Prior to last weekend, the Neuqua Valley Nightmare U-19 girls ultimate team had never played a game.
Certainly its 13 players, hailing from Neuqua Valley, Naperville Central, Naperville North, Evanston, Lyons Township and even Gregory Middle School in Naperville, had played Ultimate, but the team was constructed just seven weeks ago.
While they practiced twice weekly, they didn’t play an official game until last Saturday’s USA Ultimate Youth Club Championship (YCC) in Blaine, Minnesota.
Despite being a new team, Neuqua Valley took seventh place in the YCC, which is the largest and most elite youth ultimate tournament in the country.
“We came into the tournament seeded 11th so I think that we exceeded expectations,” Neuqua Valley coach Jody Kissane said. “It took us the first two games just to get some team chemistry. Our first game was against (Delaware Valley) and we just went from there.”

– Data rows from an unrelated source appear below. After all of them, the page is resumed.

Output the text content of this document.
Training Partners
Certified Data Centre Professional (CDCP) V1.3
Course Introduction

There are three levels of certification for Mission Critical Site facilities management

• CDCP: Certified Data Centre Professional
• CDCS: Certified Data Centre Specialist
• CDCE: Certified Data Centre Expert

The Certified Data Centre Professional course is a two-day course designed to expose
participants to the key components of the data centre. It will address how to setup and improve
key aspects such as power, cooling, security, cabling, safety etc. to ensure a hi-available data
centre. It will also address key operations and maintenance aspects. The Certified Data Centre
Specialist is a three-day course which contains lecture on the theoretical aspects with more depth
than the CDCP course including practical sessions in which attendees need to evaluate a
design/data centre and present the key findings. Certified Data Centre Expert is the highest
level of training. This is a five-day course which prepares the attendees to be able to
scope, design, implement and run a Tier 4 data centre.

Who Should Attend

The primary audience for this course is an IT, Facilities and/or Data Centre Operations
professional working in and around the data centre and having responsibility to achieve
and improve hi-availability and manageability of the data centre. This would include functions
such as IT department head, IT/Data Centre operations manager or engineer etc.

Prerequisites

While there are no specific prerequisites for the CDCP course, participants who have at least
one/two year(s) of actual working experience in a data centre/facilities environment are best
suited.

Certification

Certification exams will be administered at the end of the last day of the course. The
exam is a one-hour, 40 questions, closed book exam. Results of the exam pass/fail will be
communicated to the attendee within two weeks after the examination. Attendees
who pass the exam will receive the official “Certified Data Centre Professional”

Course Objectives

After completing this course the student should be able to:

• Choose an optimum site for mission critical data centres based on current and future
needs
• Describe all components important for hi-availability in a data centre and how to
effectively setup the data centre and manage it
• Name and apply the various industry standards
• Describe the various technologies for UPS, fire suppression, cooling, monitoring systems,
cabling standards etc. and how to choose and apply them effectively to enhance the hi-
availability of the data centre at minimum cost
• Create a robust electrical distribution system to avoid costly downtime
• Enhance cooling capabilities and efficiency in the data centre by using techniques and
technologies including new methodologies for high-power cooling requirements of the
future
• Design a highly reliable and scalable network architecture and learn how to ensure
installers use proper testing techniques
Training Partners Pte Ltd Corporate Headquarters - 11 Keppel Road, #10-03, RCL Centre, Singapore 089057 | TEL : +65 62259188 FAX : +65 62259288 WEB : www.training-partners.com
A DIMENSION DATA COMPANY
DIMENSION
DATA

It didn’t come easily for the Nightmare, but they hung on to beat Minnesota Superior 11-9 and BUDA Boston 10-9 to advance to the quarterfinals. Seattle’s DiscNW team won the title.
“It was a great experience and I think we surprised ourselves a little bit,” Nightmare co-captain Kelly Crowley said. “Ultimate requires a lot of trust from your teammates and we didn’t have much time to get to know each other and prepare for this, so I’m proud of how well we did.”
The Nightmare was also the first girls team from the Chicago area to compete in the YCC, and only Allison Radike (Bradley) and Paige Passaro (Illinois State), both Neuqua Valley graduates, aren’t eligible to play on next year’s U-19 team.
“We could essentially have 11 of them back next year,” Kissane said. “The plan is to send another U-19 team with more players and do even better.”
The Nightmare also sent U-16 boys and U-19 boys teams to Minnesota.
The U-19 team finished in 23rd place, while the U-16 squad tied for seventh, although they also beat the other seventh-place team (Cincinnati Flying Piglets).
“Since we beat them on Saturday, I guess you could say we were sixth place,” Neuqua Valley sophomore captain Ben Swiatek said. “Most of our guys played on the JV or freshmen team this year, but I was on varsity. We had quite a mix. I’ve been playing for four years where some of the guys were only in their first year but did quite well.”
The U-16 boys team was a young one with nine of its 21 players 14 years of age or younger.
“I was really pleased with the results,” U-16 coach Joe Simonelli said. “I think we did better than what people expected from us and it was exciting to see these guys play so well.”
The impact the Neuqua Valley club is having in ultimate is immense. It’s the first high school club to compete in the YCC.
“Ultimate is growing across the United States and I’ve never seen as much high school participation as I’m seeing now,” Neuqua Valley Ultimate president Arnoush Javaherian said. “The fact that we were able to give so many kids an opportunity to play on a national level this weekend is pretty amazing. I’m proud of where we’re at and we’ll only get better.”